Ketua Komite Tetap Pengembangan Ekspor Kamar Dagang dan Industri (Kadin) Indonesia Handito Joewono berpendapat, anggaran harus diprioritaskan untuk bantuan-bantuan yang memiliki manfaat ganda. Selain itu, pengembangan pebisnis baru juga harus jadi perhatian.
Ekonom Core Indonesia Akhmad Akbar Susanto menilai, insentif dari pemerintah harus difokuskan untuk memperkuat ketahanan perekonomian nasional dan menekan jumlah pengangguran. Hal itu dapat dilakukan dengan mendorong dunia usaha mengoptimalkan berbagai alternatif untuk mempertahankan tenaga kerja mereka. Selain itu, bantuan juga dapat diberikan lewat percepatan distribusi bantuan sosial.
Di tengah kebutuhan mendesak pemberian bantuan sosial tunai bagi pekerja korban pemutusan hubungan kerja (PHK), pemerintah melalui program Kartu Prakerja justru lebih mementingkan pemberian pelatihan.
Menteri Keuangan (Menkeu) Sri Mulyani Indrawati mengungkapkan, realisasi Anggaran Pendapatan dan Belanja Negara (APBN) 2020 mengalami defisit Rp76,4 triliun atau 0,45 persen dari produk domestik bruto (PDB). Angka realisasi defisit tersebut jauh di bawah target awal APBN 2020 yang ditetapkan 1,76 persen, apalagi berdasarkan target Perppu Nomor 1/Tahun 2020 yang dilebarkan menjadi 5,07 persen. Sri Mulyani menjelaskan, defisit ini terjadi karena selama peridoe tersebut realisasi pendapatan negara tercatat hanya Rp375,9 triliun atau tumbuh 7,7 persen dibanding periode sama tahun lalu dan 16,8 persen dari keseluruhan target APBN setahun.

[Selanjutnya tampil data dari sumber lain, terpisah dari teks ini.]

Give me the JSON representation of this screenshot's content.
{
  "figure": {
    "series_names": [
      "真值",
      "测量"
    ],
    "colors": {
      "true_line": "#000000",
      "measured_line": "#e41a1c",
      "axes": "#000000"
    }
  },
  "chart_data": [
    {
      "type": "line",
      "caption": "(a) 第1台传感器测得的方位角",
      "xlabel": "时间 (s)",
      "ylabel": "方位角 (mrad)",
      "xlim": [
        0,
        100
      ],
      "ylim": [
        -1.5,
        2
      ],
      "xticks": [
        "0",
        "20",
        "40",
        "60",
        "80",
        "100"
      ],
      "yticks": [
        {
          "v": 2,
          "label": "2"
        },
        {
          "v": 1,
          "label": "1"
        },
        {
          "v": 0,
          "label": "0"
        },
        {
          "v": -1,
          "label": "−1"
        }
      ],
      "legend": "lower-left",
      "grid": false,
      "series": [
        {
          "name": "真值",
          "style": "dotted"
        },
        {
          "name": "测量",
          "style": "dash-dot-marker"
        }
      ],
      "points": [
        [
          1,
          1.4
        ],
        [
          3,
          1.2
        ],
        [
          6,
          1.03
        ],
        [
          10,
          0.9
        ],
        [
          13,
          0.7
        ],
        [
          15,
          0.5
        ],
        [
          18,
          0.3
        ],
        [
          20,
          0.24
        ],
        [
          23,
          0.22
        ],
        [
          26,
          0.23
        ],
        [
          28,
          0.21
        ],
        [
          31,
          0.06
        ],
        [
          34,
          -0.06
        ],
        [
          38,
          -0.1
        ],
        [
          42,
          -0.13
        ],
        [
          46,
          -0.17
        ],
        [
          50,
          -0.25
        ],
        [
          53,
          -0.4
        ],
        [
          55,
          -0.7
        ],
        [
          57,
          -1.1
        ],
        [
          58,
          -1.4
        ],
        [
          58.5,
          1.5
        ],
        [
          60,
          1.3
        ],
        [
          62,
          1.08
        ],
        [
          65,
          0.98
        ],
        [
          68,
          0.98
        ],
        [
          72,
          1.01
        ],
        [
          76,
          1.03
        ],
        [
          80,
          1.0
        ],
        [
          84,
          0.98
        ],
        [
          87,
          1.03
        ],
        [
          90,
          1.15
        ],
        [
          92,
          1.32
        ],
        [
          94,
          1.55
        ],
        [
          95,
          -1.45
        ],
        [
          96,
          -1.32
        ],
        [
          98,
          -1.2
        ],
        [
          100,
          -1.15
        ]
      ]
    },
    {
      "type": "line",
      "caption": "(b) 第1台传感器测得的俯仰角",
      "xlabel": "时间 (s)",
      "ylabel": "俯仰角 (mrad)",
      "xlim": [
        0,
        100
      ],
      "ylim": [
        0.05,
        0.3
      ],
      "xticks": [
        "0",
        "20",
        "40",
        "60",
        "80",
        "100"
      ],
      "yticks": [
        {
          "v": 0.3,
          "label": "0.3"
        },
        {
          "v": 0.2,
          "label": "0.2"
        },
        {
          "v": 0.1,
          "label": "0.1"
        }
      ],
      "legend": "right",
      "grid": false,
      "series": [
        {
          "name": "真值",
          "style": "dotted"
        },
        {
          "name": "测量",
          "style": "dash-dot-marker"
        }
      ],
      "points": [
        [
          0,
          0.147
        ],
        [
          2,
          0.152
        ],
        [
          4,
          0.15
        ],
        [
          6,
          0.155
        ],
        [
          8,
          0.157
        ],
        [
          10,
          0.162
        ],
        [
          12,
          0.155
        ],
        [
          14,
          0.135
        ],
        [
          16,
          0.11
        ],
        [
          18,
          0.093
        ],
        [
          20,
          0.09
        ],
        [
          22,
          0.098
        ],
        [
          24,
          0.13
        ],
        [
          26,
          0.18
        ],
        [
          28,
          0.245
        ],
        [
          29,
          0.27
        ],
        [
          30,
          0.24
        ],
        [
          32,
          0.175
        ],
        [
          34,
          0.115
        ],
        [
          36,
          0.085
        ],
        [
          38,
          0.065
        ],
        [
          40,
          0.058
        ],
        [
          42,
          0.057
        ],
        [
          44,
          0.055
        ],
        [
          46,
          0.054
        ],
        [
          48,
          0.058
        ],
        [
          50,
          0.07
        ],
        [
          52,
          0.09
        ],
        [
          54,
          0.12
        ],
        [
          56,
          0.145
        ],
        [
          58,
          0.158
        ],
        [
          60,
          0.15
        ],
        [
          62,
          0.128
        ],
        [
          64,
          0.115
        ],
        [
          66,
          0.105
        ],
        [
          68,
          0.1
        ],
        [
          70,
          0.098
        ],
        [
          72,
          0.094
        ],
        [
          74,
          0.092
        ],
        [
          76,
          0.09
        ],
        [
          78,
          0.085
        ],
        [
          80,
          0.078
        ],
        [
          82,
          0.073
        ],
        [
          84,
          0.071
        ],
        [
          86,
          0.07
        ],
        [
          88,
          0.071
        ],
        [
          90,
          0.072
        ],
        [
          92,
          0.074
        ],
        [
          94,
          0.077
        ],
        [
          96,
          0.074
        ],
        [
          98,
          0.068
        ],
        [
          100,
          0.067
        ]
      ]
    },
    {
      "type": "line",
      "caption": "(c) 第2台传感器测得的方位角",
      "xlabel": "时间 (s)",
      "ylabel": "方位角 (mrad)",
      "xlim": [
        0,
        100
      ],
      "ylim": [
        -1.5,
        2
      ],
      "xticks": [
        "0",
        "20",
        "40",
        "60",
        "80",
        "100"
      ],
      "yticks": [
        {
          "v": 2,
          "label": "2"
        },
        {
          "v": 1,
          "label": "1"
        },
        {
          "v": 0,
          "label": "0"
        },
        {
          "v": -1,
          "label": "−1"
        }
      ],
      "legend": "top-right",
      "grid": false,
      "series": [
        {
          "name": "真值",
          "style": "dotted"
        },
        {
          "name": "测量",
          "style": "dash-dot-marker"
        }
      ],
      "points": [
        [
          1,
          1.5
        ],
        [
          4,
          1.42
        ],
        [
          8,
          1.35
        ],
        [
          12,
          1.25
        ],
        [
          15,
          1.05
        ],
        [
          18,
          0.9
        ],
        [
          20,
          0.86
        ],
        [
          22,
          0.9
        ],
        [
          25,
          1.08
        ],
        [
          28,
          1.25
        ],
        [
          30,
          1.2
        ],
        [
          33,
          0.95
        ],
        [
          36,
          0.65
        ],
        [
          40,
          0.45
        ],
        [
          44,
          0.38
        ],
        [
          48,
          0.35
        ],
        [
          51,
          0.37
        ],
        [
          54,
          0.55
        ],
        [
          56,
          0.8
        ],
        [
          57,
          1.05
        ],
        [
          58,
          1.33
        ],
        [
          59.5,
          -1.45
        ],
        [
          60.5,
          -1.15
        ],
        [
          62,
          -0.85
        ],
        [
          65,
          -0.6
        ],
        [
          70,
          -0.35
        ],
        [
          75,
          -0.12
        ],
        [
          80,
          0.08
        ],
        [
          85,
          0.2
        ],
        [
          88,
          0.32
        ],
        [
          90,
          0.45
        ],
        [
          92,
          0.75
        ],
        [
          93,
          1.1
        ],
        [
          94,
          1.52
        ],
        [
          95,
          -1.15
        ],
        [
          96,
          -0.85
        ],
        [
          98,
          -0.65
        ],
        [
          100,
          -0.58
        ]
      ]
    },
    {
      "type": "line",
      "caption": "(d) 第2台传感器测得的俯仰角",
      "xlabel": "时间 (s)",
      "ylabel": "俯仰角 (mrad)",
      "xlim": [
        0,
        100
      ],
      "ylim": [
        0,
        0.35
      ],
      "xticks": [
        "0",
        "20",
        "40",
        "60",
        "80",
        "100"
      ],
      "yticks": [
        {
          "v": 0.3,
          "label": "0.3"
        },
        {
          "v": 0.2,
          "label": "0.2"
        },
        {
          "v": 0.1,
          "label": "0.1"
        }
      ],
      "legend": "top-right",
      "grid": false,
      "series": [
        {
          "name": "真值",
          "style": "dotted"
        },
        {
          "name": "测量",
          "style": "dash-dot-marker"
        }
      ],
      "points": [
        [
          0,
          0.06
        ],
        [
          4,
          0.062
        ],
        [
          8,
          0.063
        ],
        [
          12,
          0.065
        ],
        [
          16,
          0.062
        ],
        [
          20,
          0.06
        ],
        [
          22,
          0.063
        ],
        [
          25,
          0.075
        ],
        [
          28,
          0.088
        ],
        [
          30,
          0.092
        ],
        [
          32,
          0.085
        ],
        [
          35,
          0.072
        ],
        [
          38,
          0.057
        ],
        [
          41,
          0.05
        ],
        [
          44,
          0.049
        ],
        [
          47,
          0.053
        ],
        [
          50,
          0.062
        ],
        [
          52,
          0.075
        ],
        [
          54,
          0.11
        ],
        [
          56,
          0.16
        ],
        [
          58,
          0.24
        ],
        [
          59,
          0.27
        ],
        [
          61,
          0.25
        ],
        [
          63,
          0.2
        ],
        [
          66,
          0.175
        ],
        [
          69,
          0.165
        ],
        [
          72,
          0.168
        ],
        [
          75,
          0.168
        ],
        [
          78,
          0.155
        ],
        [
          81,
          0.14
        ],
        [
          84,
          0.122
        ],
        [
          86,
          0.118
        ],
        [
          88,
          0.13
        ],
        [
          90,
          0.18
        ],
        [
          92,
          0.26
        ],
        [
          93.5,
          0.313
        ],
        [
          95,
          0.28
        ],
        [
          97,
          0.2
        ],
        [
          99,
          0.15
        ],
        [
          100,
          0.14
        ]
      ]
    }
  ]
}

Sementara itu, belanja negara mencapai Rp452,4 triliun atau hanya tumbuh 0,01 persen dan setara dengan 17,8 persen dari total target APBN setahun.
Menkeu merinci, belanja negara yang mencapai Rp452,4 triliun tersebut meliputi belanja kementerian/lembaga sebesar Rp143 triliun, naik 11 persen dari periode yang sama 2019 serta belanja non K/L yang sebesar Rp134,9 triliun atau hanya tumbuh 2,2 persen dari periode yang sama 2019.
Hingga 31 Maret 2020, transfer ke daerah dan dana desa (TKDD) mengalami kontrkasi 8,8 persen dari periode sama tahun lalu yakni terealisasi Rp174,5 triliun. Pada periode yang sama 2019, jumlah TKDD mencapai Rp191,3 triliun.
Menurut penulis, pandemi Covid-19 jelas telah menghadirkan strong signals yang menggelisahkan dan mengkhawatirkan perekonomian nasional, karena beberapa sektor ekonomi sudah mengalami stagnan, penurunan produksi, terlilit hutang, tidak lancarnya cash flow dan merumahkan banyak tenaga kerjanya. Kondisi ini jelas menunjukkan situasi ekonomi nasional belum terlalu kuat menghadapi “global economic turbulence”, dan situasi bisa jadi memburuk jika penanganan Covid-19 kurang berhasil dicapai dalam tiga bulan ke depan.
Menyikapi dampak negatif Covid-19 terhadap stabilitas keamanan, menurut penulis maka Presiden Joko Widodo perlu memerintahkan Mabes TNI, Mabes Polri, BIN dan jajaran Menko Polhukam untuk pertama, memonitor dan melaporkan situasi dan kondisi perekonomian dan daya beli masyarakat di wilayah masing-masing. Kedua, mendorong Forkompimda supaya terus menerus mencarikan solusi komprehensif penanganan efek negatif Covid-19. Di samping itu, Kominda terus memantau pergerakan kelompok oposan di wilayah masing-masing menyikapi dilema penanganan Covid-19 dan situasi kondisi ekonomi masyarakat.
Presiden Joko Widodo juga perlu memerintahkan jajaran Kemenko Perekonomian terus mencari solusi mendongkrak daya beli masyarakat yang lesu dan melemah akibat Covid-19.
Di samping itu, kepada Kemenlu dan Kemenkeu perlu diperintah oleh Presiden untuk segera melakukan lobi-lobi ke berbagai negara kreditor untuk mengupayakan adanya keringanan pembayaran hutang bahkan debt swap. Semoga.(**)
Oleh: Oliver Masdarsada, penulis adalah pemerhati masalah ekonomi politik.